LOS ANGELES - When cable channel HBO tried to woo the Emmy Awards away two years ago, the networks fought back and won.
Network executives could be rethinking the victory in light of the poor ratings posted by Sunday's ceremony, watched by the smallest audience since 1990.
Adding insult to injury: HBO claimed many of the awards, including a record 11 trophies for the miniseries "Angels in America" and a best drama series Emmy for "The Sopranos" - the first cable drama to win in the category.
HBO dominated with 32 awards. Fox collected 10, followed by NBC with 8, ABC and PBS with seven each and CBS - the most-watched network - with two.
Awards show tend to draw bigger audiences when widely popular shows are up for honors. The leading nominees Sunday couldn't claim that status since they air on a premium cable channel reaching about a third of the nation's TV homes.

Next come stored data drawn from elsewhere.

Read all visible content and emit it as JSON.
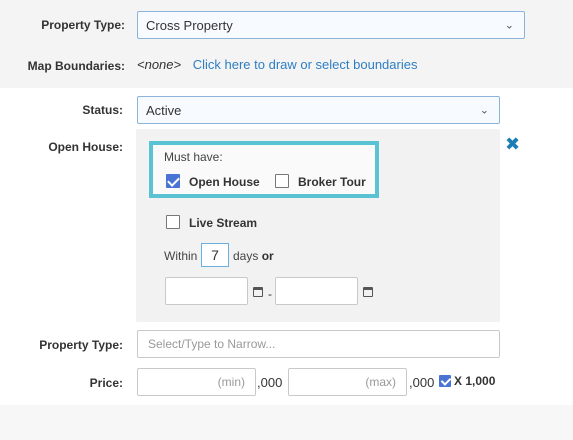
{
  "filters": {
    "property_type_top": {
      "label": "Property Type:",
      "value": "Cross Property"
    },
    "map_boundaries": {
      "label": "Map Boundaries:",
      "value": "<none>",
      "link": "Click here to draw or select boundaries"
    },
    "status": {
      "label": "Status:",
      "value": "Active"
    },
    "open_house": {
      "label": "Open House:",
      "must_have": "Must have:",
      "open_house_checkbox": {
        "label": "Open House",
        "checked": true
      },
      "broker_tour_checkbox": {
        "label": "Broker Tour",
        "checked": false
      },
      "live_stream_checkbox": {
        "label": "Live Stream",
        "checked": false
      },
      "within_label": "Within",
      "days_value": "7",
      "days_label": "days",
      "or_label": "or",
      "date_separator": "-"
    },
    "property_type_bottom": {
      "label": "Property Type:",
      "placeholder": "Select/Type to Narrow..."
    },
    "price": {
      "label": "Price:",
      "min_placeholder": "(min)",
      "max_placeholder": "(max)",
      "thousands_suffix": ",000",
      "x1000_checkbox": {
        "label": "X 1,000",
        "checked": true
      }
    }
  },
  "icons": {
    "chevron": "chevron-down-icon",
    "close": "close-icon",
    "calendar": "calendar-icon"
  },
  "colors": {
    "accent": "#2e7ec4",
    "highlight_border": "#59c3d4",
    "checkbox_checked": "#4a73d6",
    "close_icon": "#1b7eb5"
  }
}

"That 'Angels' show that won all those awards - I said, 'Huh, what's that?'" viewer Janina Perez, who has satellite TV but doesn't subscribe to HBO, said Monday.
An estimated 14 million viewers watched the 56th annual prime-time Emmys, according to preliminary Nielsen Media Research figures Monday. Final numbers are expected Tuesday.
If the tally holds, it would represent the smallest audience for the Emmys since 12.3 million saw it in 1990 on Fox - a fledgling network that many people weren't in the habit of watching.
The latest figures mark a 22 percent drop from the 17.9 million viewers who watched last year's Emmys on Fox. Ratings dropped even further - by 34 percent - among viewers aged 18 to 49, the demographic favored by advertisers.
Before the ceremony, one network executive had expressed concern about the effect of cable TV, which increasingly has cut into broadcast viewership, on the Emmys.
"The fragmentation of the audience and the celebration of programming that has been seen by virtually no one" is a key factor in Emmy ratings, said Fox network Executive Vice President Preston Beckman.
Intended as a kickoff for the opening of the broadcast networks' fall TV season, the awards largely served as a promotion for HBO and a reminder of the major network shows that ended last year, including "Friends" and "Frasier."
One broadcast beneficiary of the awards could be Fox's "Arrested Development," a critically acclaimed comedy that was renewed for a second year despite low ratings. It won as best comedy series.
The Emmys are sticking with broadcasters for some time to come.
ABC, NBC, CBS and Fox, which air the awards in rotation, renewed their contract with the Academy of Television Arts & Sciences for eight years after countering HBO's 2002 bid.